The highly controversial law passed by the Knesset last monthmandates the death penalty as the default sentence for West Bank Palestinians convicted of carrying out deadly terror attacks in the West Bank.
The law amounts to a grave erosion of human rights, the UN Committee on the Elimination of Racial Discrimination says in a statement.
“The new law is a severe blow to human rights, rolling back Israel’s long-standing de facto moratorium on executions since 1962 and expanding the use of the death penalty,” the committee says.
The law is “de facto applicable to Palestinians only” and sets a 90-day deadline for executions once a final judgement is rendered, the committee claims.
Furthermore, it says Israel should ensure that all Palestinian detainees “are guaranteed their rights to equal treatment before the law, security of person, protection against violence or bodily harm, and access to justice.”
The committee also calls on Israel to “end all policies and practices that amount to racial discrimination against and segregation of Palestinians.”
It asserts other countries should “ensure that their resources are not used to enforce or support discriminatory policies and practices against Palestinians living in the Occupied Palestinian Territory.”
The committee of 18 independent experts monitors adherence to the Convention on the Elimination of All Forms of Racial Discrimination by its 182 state parties.
Under the convention, which came into force in 1969, countries must eliminate racial discrimination, eradicate practices of segregation and guarantee equality before the law without distinction as to race, color, descent or national or ethnic origin.

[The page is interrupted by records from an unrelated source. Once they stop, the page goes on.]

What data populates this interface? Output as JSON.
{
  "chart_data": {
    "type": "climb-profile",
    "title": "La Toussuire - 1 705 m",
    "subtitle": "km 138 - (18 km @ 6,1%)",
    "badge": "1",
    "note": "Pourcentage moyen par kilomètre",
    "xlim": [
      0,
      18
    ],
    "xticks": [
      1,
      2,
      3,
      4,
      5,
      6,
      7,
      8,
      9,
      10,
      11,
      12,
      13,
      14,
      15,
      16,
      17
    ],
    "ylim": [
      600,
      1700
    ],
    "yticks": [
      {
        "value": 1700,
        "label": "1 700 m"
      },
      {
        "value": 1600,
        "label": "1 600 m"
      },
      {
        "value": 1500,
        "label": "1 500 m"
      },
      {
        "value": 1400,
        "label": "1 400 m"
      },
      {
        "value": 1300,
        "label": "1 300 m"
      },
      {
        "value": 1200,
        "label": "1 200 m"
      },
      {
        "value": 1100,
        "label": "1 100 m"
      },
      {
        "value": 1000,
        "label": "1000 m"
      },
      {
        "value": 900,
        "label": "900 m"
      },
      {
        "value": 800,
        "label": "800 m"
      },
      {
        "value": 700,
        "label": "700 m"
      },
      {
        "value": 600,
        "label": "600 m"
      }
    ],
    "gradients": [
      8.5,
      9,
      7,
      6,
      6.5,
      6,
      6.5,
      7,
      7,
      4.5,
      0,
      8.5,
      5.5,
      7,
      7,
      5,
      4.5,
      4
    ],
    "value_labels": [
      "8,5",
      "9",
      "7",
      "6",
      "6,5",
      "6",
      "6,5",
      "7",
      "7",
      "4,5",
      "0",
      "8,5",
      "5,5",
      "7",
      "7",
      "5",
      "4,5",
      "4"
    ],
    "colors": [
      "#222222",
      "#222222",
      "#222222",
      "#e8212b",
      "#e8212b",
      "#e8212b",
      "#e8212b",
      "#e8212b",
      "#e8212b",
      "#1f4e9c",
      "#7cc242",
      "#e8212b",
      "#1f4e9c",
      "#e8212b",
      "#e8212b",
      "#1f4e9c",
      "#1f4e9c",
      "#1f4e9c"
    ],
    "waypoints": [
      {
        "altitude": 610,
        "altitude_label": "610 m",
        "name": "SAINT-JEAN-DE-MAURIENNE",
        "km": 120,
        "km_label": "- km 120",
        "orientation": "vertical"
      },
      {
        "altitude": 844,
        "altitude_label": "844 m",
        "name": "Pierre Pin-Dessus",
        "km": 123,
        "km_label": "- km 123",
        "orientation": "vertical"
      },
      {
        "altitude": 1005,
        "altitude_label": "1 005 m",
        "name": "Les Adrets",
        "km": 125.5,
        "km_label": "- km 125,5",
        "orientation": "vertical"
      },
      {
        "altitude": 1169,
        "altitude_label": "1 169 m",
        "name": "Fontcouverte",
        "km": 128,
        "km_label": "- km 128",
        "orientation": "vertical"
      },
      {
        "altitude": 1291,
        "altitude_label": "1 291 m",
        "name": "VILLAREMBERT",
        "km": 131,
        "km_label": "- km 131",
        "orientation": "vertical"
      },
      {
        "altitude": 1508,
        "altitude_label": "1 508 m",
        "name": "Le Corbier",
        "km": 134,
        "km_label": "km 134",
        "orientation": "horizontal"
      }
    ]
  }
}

Israel ratified the convention in 1979.
Israel’s legal code already contains the death penalty, although it is so rarely invoked that it has only ever been implemented a single time, against Nazi war criminal Adolf Eichmann (Meir Tobianski was executed as a traitor after a drumhead court martial in 1948, and exonerated a year later).
In contrast, the new measure ensures the regular exercise of capital punishment,
stripping judges of broad discretion in sentencing,
neutering the appeals process and removing several procedural safeguards.
Israeli legal scholars have said the law, promoted by far-right National Security Minister Itamar Ben Gvir’s Otzma Yehudit party, contains serious constitutional defects, including violating the right to life, and is discriminatory in that it applies almost exclusively to Palestinians. In addition, experts argue, there is no proof that it would achieve its stated goal of deterring terrorism.
While the law is being challenged in the High Court, legal experts say it is far from certain that the bench will strike it down in its entirety.’